Die Aufmachung der Bände sind ähnlich: es gibt einen kurzen Text über die Autorin und ein Vorwort sowie eine Einleitung, die vorab an die Thematik heranführen. Die Comics sind schließlich in Kapitel aufgeteilt: jedes Kapitel zeigt einen anderen Lebensabschnitt von Daniela Schreiter. So passen die Bände nicht nur hervorragend zusammen, man fühlt sich als Leser auch gut aufgehoben und gut auf das Thema vorbereitet. Die Kapitelgliederungen sind übersichtlich und organisiert, sodass kein Wirrwarr entsteht und man geschmeidig von einer Geschichte in die nächste gleiten kann.

Was mich persönlich sehr erfreute, waren die vielen popkulturellen Referenzen: als Doctor Who Fan erkannte ich die Anspielung wieder und freute mich auch über die Parallelen zu Douglas Adams‘ Per Anhalter durch die Galaxis. Als Fangirl kam ich bei dieser Comic-Reihe voll auf meine Kosten!

Der Zeichenstil ist recht simpel gehalten: Die Figuren wirken durch den Minimalismus niedlich und sind richtig schön comichaft. Der Fokus liegt auch ganz klar auf den Figuren, insbesondere natürlich auf Daniela.
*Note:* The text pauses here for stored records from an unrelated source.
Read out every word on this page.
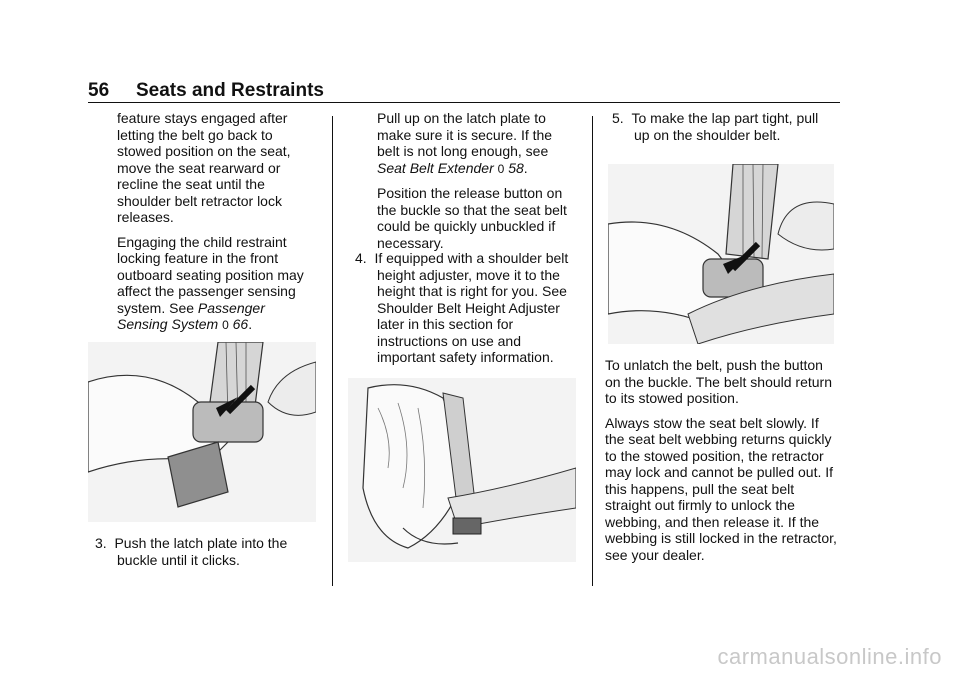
56 Seats and Restraints

feature stays engaged after letting the belt go back to stowed position on the seat, move the seat rearward or recline the seat until the shoulder belt retractor lock releases.

Engaging the child restraint locking feature in the front outboard seating position may affect the passenger sensing system. See Passenger Sensing System 0 66.

3. Push the latch plate into the buckle until it clicks.

Pull up on the latch plate to make sure it is secure. If the belt is not long enough, see Seat Belt Extender 0 58.

Position the release button on the buckle so that the seat belt could be quickly unbuckled if necessary.

4. If equipped with a shoulder belt height adjuster, move it to the height that is right for you. See Shoulder Belt Height Adjuster later in this section for instructions on use and important safety information.

5. To make the lap part tight, pull up on the shoulder belt.

To unlatch the belt, push the button on the buckle. The belt should return to its stowed position.

Always stow the seat belt slowly. If the seat belt webbing returns quickly to the stowed position, the retractor may lock and cannot be pulled out. If this happens, pull the seat belt straight out firmly to unlock the webbing, and then release it. If the webbing is still locked in the retractor, see your dealer.

carmanualsonline.info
Hintergründe sind dagegen oft einfarbig und nicht bis ins letzte Detail ausgearbeitet, sodass sich das Auge beim Lesen auf das Wesentliche beschränken kann.
Anfänglich sind die ersten Seiten in beiden Comics koloriert, ab Seite 16 geht es dann in Schwarzweiß weiter. Ich fand es etwas schade, dass auf Farbe im Hauptteil verzichtet wurde, denn die Koloration unterstütze meiner Meinung nach die Bilder nochmal ein Stück mehr. Nichtsdestotrotz kommt man über das Fehlen der bunten Panels schnell weg, denn man ist so sehr in die Thematik vertieft, dass die Änderung nach wenigen Seiten schon nicht mehr auffällt.


Schattenspringer gehört für mich zu den größten Comic-Überraschungen, die ich im vergangenen Jahr lesen durfte. Ich bin begeistert, wie es Daniela Schreiter schafft, an die Thematik der Asperger-Diagnose heranzuführen und den Leser mit ihren spannenden, manchmal auch traurigen oder witzigen Geschichten fesselt. Die Comics sensibilisieren und helfen, Berührungsängste zu vergessen. Mit popkulturellen Anspielungen kann man sich auch als Nicht-Autist gut mit den Figuren identifizieren. Ich hoffe, Daniela Schreiter kann uns auch in Zukunft mit ihren fabelhaften Comics verzaubern und deshalb vergebe ich für beide Schattenspringer-Comics die volle Anzahl an Lesebrillen!



Titel: Schattenspringer - Wie es ist, anders zu sein
Autorin: Daniela Schreiter
ISBN: 978-3862019502
Verlag: Panini
Preis: 19,99€
Sonstiges:  160 Seiten, Hardcover

Titel: Schattenspringer² - Per Anhalter durch die Pubertät
Autorin: Daniela Schreiter
ISBN: 978-3957983084
Verlag: Panini
Preis: je 19,99€
Sonstiges:  160 Seiten, Hardcover



Die genannten Details sind der Website von Panini entnommen.

Vielen Dank an Panini für das Leseexemplar!